Grayscale Printer Test Page
Print this free grayscale printer test page to check how well your printer separates tones from pure white to solid black. It includes 0%–100% grayscale step blocks, a smooth gradient, text contrast samples, shadow detail tests and light and dark gray separation checks.
Tip: To save this test page as a PDF, click the print button and choose “Save as PDF” as the destination in your browser’s print dialog. Set paper size to A4 or Letter and keep margins at default.
- Use 100% scale
- Turn off “fit to page” if available
- Print in color for color sheets
Grayscale Printer Test Page
1 · Grayscale Steps: 0% – 100%
All eleven steps should be visually distinct. Merging steps at either end mean lost highlight or shadow detail.
2 · Smooth Grayscale Gradient
The gradient should transition smoothly with no visible bands, steps or streaks.
3 · Text Contrast Samples
Every sample should remain readable — text and background must stay clearly separated.
4 · Shadow Detail Test
Dark gray separation: photo shadows live here. If 85%–100% print identically, shadow detail is being crushed.
5 · Light Gray Visibility Test
Highlight separation: 5% should be faint but visible, and 10% clearly different from 15%.
6 · Grayscale Photo Simulation
Simulated photo tones. Look for smooth, natural transitions across the full tonal range.
How to Use This Grayscale Test Page
Grayscale quality determines how good your documents, black-and-white photos and charts look. This test isolates tone reproduction from color entirely.
Print the sheet
Click the print button. On a color printer, you can test both color mode and grayscale mode — they often render grays differently.
Count the steps
Check that all eleven grayscale steps are distinct, especially at the light and dark ends of the scale.
Study the gradient
Scan the smooth gradient for bands, streaks or sudden jumps — problems here affect every photo you print.
Read every text block
All four contrast samples should stay comfortably readable when printed.
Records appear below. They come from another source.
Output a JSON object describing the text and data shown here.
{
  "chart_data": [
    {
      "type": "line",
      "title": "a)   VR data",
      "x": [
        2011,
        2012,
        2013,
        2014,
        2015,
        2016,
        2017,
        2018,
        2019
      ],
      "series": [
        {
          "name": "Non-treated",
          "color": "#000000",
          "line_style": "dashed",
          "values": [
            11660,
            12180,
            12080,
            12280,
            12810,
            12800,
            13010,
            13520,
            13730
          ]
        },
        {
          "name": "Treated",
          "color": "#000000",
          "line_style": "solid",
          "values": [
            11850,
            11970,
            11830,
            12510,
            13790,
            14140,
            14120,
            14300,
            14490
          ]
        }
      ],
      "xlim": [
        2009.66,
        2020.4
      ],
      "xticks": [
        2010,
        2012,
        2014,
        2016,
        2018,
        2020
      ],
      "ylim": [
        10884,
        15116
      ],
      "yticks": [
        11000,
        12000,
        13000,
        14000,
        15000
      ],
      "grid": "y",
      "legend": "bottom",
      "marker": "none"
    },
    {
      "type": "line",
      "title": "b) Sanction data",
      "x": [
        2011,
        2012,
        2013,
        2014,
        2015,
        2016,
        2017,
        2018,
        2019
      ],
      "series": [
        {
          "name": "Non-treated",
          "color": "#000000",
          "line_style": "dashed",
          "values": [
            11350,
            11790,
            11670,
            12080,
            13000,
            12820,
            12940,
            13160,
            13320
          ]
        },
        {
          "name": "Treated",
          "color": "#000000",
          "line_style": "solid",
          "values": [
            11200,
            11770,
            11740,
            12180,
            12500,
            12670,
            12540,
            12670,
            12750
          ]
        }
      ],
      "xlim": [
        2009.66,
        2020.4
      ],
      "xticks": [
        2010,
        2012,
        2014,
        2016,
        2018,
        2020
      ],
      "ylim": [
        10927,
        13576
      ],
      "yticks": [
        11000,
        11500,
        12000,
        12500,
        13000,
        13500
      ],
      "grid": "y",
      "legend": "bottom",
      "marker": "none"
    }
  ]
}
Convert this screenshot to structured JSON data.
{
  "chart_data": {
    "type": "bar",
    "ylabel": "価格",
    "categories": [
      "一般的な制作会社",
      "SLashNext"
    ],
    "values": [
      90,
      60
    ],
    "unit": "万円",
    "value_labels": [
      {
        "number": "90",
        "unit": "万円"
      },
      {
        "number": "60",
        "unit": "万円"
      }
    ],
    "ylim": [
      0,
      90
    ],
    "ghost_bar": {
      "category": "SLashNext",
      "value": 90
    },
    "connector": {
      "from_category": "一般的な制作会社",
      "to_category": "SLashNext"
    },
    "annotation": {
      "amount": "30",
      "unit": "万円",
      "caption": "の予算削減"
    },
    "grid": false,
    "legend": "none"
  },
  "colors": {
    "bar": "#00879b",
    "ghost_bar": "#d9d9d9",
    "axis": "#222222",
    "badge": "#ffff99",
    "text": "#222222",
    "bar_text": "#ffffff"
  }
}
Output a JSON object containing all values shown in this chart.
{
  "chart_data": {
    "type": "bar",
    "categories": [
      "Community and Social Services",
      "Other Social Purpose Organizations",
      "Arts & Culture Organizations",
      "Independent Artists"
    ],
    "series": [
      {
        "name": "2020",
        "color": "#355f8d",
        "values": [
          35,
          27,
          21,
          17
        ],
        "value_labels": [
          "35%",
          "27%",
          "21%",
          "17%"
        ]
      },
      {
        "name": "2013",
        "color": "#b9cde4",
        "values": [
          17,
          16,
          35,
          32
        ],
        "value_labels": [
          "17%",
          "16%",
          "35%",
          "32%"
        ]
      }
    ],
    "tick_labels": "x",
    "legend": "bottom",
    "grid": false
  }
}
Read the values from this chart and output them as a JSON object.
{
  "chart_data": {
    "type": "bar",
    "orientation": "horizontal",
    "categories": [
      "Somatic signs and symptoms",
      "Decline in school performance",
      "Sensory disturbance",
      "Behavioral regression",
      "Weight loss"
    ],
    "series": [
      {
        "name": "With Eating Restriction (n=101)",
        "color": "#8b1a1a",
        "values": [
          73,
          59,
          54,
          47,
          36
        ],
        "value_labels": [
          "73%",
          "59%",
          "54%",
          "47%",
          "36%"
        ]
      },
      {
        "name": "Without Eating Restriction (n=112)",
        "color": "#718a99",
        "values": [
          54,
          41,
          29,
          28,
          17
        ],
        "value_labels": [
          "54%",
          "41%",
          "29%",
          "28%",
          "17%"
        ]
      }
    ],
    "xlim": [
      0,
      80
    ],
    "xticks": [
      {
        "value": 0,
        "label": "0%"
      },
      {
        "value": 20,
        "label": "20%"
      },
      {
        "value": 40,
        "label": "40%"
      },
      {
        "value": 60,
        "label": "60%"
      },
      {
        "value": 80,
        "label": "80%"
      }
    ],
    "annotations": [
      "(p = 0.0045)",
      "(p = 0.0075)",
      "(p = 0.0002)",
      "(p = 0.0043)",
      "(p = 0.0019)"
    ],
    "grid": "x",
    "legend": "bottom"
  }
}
What to Check After Printing
- Full step separation: 11 distinct blocks from 0% to 100% means your printer covers the whole tonal range.
- Highlight detail: if the 5% block disappears completely, light tones are dropping out — subtle photo highlights will print as blank paper.
- Shadow detail: if 85%, 90% and 95% merge with solid black, shadows are being crushed and dark photos will lose texture.
- Banding-free gradient: visible bands in the gradient indicate nozzle issues, low ink/toner or an aggressive quality setting.
- Neutral grays: on color printers, grays should be truly neutral. A pink, green or blue tint means the color inks used for gray are unbalanced.
- Even photo blocks: the simulated photo gradients should look smooth and dimensional, not flat or posterized.
Grayscale Printing on Color and Mono Printers
Mono laser printers create gray with tiny patterns of black toner dots (halftoning), so their weak point is usually the extremes: very light grays vanish and very dark grays merge into black. Color inkjets often print gray by mixing color inks — which produces smoother tones but risks color casts when one ink runs low. If your grayscale prints have a pink or green tint, try enabling "grayscale" or "black ink only" mode in the driver and reprint this sheet to compare.
Grayscale performance also depends heavily on quality settings. Draft mode saves ink by using fewer dots, which shows up here as banding and missing light tones. If this test fails on draft but passes on normal quality, the printer is healthy — just choose the right mode for jobs that matter. For a follow-up, the black and white test page checks text and density, while the color test page covers the full color pipeline.
Frequently Asked Questions
Grayscale printing reproduces images using only shades of gray, from white to black, with no color. It's how mono laser printers work all the time, and a mode color printers offer to save ink or produce neutral black-and-white output.
Many color printers mix cyan, magenta and yellow inks to create smoother grays. If one of those inks is low or clogged, grays shift toward the remaining colors. Enable "black ink only" mode or fix the weak channel using the CMYK test page.
Very light grays are the first thing lost to draft mode, low ink or worn hardware. Switch to a normal or high quality setting and reprint. If 5% still vanishes at high quality, your printer simply can't hold highlight detail — worth knowing before printing photos.
Not quite. Black and white strictly means only pure black and pure white (like text), while grayscale includes the full range of grays in between — which is what photos and shaded charts need. This page tests the grayscale range; our black and white test page focuses on text and solid black quality.